Ella looked at her watch. It was nine-thirty-five.
‘No, she’s not,’ Amy said, breezing by with a camera case. ‘You’ll be the one holding everybody up if you can’t decide what gear we’re taking.’
‘I told them, I need bloody all of it,’ shouted Quentin.
‘Well you can’t have all of it,’ replied Amy calmly. ‘There isn’t room in the helicopter.’
‘The pilot can make two trips.’
‘No, he can’t.’
Quentin kicked at the lawn. ‘This shoot is a fucking shambles.’
‘Quentin.’ Having loaded the camera case, Amy came back and took him by the shoulders. ‘Leave the lights behind, have a fag, and get in the helicopter. I swear you won’t die. If it crashes, you can fire me.’
Glaring, Quentin reached for his cigarettes and tapped one up into his mouth.
The pilot leaned out of the side door. ‘Don’t even think about lighting that thing till you’re thirty metres away,’ he growled.
‘Quentin hates small aircraft,’ said Amy, as he stomped off, lighter in hand. ‘He’s sure he’s going to die in one.’ She sighed. ‘He might be right. One day I might kill him.’
‘Bellissima!’ Vito shouted over the noise of the chopper as it touched down and the pilot cut the blades.

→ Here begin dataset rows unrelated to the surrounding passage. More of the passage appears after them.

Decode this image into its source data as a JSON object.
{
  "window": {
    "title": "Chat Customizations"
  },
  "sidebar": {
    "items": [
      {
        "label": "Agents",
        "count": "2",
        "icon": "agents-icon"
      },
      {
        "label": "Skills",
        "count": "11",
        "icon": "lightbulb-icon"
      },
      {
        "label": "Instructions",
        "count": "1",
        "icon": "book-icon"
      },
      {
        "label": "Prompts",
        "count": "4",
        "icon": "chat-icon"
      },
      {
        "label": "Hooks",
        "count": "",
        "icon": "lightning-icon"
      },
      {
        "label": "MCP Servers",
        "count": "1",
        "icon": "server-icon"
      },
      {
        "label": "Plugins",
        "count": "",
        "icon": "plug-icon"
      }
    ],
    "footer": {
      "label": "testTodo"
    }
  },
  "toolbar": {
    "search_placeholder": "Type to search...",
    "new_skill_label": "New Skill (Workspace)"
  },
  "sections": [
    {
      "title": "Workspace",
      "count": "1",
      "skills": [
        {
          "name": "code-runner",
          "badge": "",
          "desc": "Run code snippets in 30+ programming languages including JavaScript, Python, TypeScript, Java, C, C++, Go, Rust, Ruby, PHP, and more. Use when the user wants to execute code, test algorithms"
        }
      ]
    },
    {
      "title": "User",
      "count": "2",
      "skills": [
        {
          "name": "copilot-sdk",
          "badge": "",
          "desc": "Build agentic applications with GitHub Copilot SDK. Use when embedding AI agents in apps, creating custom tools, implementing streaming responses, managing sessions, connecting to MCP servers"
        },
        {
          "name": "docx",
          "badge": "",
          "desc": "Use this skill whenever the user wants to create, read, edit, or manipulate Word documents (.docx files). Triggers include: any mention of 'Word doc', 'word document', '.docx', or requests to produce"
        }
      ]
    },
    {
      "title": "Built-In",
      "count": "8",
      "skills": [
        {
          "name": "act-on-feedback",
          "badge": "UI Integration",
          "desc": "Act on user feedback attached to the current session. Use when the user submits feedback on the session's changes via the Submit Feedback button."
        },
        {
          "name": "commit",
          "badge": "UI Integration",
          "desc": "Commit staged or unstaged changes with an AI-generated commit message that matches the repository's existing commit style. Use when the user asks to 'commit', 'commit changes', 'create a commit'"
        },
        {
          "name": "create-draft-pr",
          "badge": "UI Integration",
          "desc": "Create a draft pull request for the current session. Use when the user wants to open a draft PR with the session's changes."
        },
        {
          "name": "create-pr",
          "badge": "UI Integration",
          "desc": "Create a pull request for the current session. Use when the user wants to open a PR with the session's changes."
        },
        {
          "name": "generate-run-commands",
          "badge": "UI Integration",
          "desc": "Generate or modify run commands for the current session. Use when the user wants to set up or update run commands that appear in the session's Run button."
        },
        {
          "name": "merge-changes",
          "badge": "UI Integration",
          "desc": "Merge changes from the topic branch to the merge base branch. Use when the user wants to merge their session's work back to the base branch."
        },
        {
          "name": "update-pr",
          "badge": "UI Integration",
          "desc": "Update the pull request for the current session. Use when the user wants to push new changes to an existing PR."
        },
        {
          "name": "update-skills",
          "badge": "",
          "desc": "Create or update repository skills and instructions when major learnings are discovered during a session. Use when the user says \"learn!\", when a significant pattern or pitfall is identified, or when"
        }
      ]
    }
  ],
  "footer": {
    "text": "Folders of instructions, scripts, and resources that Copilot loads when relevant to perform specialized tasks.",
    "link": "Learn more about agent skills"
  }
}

‘Incredibile,’ Sandro agreed.
Ella, jammed between their broad shoulders in the helicopter’s rear seat, still couldn’t see a thing. She leaned further forward, trying to catch a glimpse of wherever it was they’d got to.
‘Look,’ Vito offered, pushing himself back in the seat as far as he could — which wasn’t much — in an effort to clear the window.
‘Thanks,’ Ella said, leaning over his lap as much as she dared, but it wasn’t until the pilot slid open the door and Vito jumped out that she really got a good look at the Fratelli Sammartino catalogue’s first location.